Die Moschee wurde um 1370 erbaut und markiert die Zeit, als die lokale Bevölkerung unter dem Einfluss von Mir Syed Hamdani vom Buddhismus zum Islam überging. Diese Periode war entscheidend für die religiöse Umgestaltung der Region.
Die Moschee zeigt eine Verschmelzung tibetischer, persischer und mogulischer Baustile, die die religiösen Gebäude in Gilgit-Baltistan geprägt haben. Besucher können diese vielfältigen Einflüsse in den Verzierungen und der Gestaltung des Innenraums erkennen.
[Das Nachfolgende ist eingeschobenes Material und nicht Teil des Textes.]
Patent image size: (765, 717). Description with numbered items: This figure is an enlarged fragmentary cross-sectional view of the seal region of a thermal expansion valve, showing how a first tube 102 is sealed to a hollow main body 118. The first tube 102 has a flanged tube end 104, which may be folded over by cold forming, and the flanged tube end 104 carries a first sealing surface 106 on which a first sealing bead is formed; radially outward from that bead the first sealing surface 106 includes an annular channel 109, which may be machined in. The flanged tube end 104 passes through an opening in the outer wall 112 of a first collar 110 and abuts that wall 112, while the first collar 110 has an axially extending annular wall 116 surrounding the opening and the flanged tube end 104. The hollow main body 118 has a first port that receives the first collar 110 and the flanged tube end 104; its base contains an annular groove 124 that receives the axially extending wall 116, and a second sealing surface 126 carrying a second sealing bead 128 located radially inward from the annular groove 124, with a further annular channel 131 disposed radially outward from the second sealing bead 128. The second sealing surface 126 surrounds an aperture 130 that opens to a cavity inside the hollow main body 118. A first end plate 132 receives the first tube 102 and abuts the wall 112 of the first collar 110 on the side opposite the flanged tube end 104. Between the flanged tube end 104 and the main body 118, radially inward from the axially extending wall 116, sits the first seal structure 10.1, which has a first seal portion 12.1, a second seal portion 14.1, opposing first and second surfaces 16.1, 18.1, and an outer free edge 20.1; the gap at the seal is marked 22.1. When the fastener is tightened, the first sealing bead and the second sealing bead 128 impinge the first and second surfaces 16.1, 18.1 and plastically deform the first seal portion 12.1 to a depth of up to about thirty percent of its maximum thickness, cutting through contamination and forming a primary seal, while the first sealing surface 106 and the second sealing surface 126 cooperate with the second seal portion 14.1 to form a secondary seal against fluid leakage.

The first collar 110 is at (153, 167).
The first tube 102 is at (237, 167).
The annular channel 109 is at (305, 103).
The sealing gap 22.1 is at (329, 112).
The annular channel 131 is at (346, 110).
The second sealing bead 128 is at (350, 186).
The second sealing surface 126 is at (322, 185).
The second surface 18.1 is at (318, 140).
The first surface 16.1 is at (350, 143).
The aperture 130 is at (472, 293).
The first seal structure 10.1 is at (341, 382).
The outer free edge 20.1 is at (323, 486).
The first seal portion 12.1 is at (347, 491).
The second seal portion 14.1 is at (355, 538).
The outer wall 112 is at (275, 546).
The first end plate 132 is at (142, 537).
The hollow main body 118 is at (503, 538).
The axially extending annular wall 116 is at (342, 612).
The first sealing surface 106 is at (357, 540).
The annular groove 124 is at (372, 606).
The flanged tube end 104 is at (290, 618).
Der Innenhof und die Gebetsbereiche sind allgemein zugänglich, wobei Besucher die örtlichen Gepflogenheiten zu Schuhen und Kopfbedeckung beachten sollten. Die winters schwer erreichbare Lage in den Bergen bedeutet, dass die beste Besuchszeit die wärmeren Monate sind.
Der Innenraum zeigt aufwendige Schnitzarbeiten aus Holz, besonders die verzierte Gebetsnische und die detaillierten Holzgittermuster an der Fassade. Diese feinen Handwerkstechniken waren typisch für die Kunsthandwerker der Zeit und bleiben heute sichtbar erhalten.